Investment trusts are companies established to invest money for shareholders. These companies are commonly found in the United Kingdom. Investment trusts invest the money of shareholders in property, bonds, shares and other assets. They look for assets that can increase in value in the future. A fund manager is usually appointed by a board of members. The fund manager then decides where to invest the shareholders’ money.
One of the best things about investment trusts is that the trust doesn’t need to liquidate assets so that shareholders can recover their money. Investment trusts also pay good dividends and can provide great returns when managed properly. Investment trusts are different from other investments. Here are some of them.
You become a shareholder when you invest money in an investment trust, so you are given the right to vote on matters like making modifications to the investment policy or selection of directors. Investment trusts can also borrow money to capitalize on investment opportunities. Borrowing can boost the returns for you. However, it can also increase the possibility of losses if the value of assets falls.

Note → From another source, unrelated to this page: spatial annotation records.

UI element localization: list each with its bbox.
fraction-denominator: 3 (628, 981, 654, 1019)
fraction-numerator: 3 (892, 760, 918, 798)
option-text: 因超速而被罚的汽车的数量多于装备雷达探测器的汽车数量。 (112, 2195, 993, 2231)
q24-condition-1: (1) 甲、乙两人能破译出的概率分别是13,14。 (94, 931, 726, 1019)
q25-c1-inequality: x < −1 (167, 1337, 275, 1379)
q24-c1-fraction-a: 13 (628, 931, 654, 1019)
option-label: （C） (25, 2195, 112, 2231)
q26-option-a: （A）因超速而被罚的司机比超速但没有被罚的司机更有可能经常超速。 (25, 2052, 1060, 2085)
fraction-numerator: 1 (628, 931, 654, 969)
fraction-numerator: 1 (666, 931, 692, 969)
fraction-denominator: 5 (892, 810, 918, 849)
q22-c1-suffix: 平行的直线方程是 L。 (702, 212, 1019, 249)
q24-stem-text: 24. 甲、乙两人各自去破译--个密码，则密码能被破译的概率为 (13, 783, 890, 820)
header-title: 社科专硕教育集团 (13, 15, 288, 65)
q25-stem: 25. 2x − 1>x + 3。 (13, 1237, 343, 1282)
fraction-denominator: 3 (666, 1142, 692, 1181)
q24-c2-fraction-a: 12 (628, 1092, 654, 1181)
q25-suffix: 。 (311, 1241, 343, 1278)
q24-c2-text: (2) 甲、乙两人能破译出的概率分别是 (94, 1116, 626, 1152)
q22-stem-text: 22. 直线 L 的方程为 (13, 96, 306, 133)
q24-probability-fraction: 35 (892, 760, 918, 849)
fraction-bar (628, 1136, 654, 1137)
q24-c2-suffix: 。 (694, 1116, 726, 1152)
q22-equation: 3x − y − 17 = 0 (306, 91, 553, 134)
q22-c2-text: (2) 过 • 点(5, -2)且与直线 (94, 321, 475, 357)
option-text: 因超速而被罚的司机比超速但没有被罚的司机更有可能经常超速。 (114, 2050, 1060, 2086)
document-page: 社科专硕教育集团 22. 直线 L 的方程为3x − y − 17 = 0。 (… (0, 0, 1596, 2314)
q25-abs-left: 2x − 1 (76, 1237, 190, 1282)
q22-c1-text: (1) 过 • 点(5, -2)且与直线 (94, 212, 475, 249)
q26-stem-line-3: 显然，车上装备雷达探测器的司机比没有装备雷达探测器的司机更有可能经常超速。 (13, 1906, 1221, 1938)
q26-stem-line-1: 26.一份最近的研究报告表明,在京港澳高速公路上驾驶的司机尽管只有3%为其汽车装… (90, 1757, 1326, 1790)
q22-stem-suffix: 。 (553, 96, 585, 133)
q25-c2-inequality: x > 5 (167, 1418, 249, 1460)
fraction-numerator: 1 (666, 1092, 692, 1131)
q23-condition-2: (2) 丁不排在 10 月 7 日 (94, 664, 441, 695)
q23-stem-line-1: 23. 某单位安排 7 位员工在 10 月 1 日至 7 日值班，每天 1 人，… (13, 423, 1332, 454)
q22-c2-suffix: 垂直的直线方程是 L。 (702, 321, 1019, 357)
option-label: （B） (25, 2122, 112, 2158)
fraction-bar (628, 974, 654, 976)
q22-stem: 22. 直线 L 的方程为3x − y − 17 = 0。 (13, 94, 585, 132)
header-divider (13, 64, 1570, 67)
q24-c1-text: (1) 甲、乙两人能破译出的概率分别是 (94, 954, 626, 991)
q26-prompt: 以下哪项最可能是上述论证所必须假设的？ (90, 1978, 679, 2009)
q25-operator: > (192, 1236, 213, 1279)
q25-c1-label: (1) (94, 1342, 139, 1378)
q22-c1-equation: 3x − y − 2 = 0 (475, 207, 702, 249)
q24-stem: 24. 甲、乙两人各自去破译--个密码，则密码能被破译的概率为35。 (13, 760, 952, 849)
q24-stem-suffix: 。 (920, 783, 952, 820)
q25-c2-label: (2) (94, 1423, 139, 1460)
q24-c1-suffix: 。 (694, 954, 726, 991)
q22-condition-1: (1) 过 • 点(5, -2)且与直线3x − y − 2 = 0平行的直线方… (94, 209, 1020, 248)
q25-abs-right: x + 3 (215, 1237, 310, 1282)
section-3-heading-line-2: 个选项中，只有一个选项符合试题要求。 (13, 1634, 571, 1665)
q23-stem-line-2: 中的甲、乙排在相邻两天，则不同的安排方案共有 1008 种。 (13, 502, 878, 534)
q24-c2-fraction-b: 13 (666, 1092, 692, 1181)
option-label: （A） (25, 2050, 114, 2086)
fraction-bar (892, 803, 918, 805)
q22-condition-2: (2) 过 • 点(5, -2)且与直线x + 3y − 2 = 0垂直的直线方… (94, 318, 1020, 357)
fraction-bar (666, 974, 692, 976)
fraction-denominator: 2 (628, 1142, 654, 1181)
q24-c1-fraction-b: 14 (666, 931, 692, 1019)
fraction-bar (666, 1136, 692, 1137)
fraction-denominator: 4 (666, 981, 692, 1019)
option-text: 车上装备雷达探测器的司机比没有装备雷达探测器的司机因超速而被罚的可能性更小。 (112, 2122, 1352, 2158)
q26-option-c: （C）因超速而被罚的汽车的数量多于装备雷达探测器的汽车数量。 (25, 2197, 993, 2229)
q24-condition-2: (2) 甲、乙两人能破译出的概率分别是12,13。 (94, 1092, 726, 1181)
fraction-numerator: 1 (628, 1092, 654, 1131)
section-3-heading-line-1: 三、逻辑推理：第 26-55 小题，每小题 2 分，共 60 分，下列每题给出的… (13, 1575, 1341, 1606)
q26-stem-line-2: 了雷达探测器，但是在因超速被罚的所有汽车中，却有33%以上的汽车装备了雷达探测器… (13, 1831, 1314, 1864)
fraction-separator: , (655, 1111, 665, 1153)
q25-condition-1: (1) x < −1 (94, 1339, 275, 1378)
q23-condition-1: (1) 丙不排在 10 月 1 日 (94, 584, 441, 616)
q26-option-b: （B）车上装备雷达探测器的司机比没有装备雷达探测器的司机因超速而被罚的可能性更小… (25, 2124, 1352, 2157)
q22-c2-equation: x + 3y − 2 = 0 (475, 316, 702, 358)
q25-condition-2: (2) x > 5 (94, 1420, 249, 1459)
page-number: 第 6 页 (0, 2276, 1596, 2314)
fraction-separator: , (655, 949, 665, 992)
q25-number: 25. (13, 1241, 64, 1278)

Investment trusts have a predetermined number of shares. The fund manager can sell and invest assets when they think it’s the right time. This means the primary capital investment base is quite stable. Compared to SICAVs and OEICs, investment trusts generally have smaller operating costs. As such, their charges are usually lower. Investment trusts have a board of directors that protects the shareholders’ interests.
Some investment trusts also offer subscription shares. These shares allow shareholders to purchase full shares in the investment trust at some point in the future at a set price. You can talk to your financial adviser if you are not sure about investing your money in an investment trust.
Unit Trust Pricing is Based on Net Asset Value
Unit trust pricing depends on Net Asset Value. Investment trusts also don’t have an initial charge. Shares in investment trusts can be sold and purchased at a price that’s lower or higher than NAV. As such, you can purchase shares in investment trusts at a lower price. If the share price is higher than NAV, the shares are believed to be trading at a premium. If the share price is lower than NAV, the shares are trading at a discount.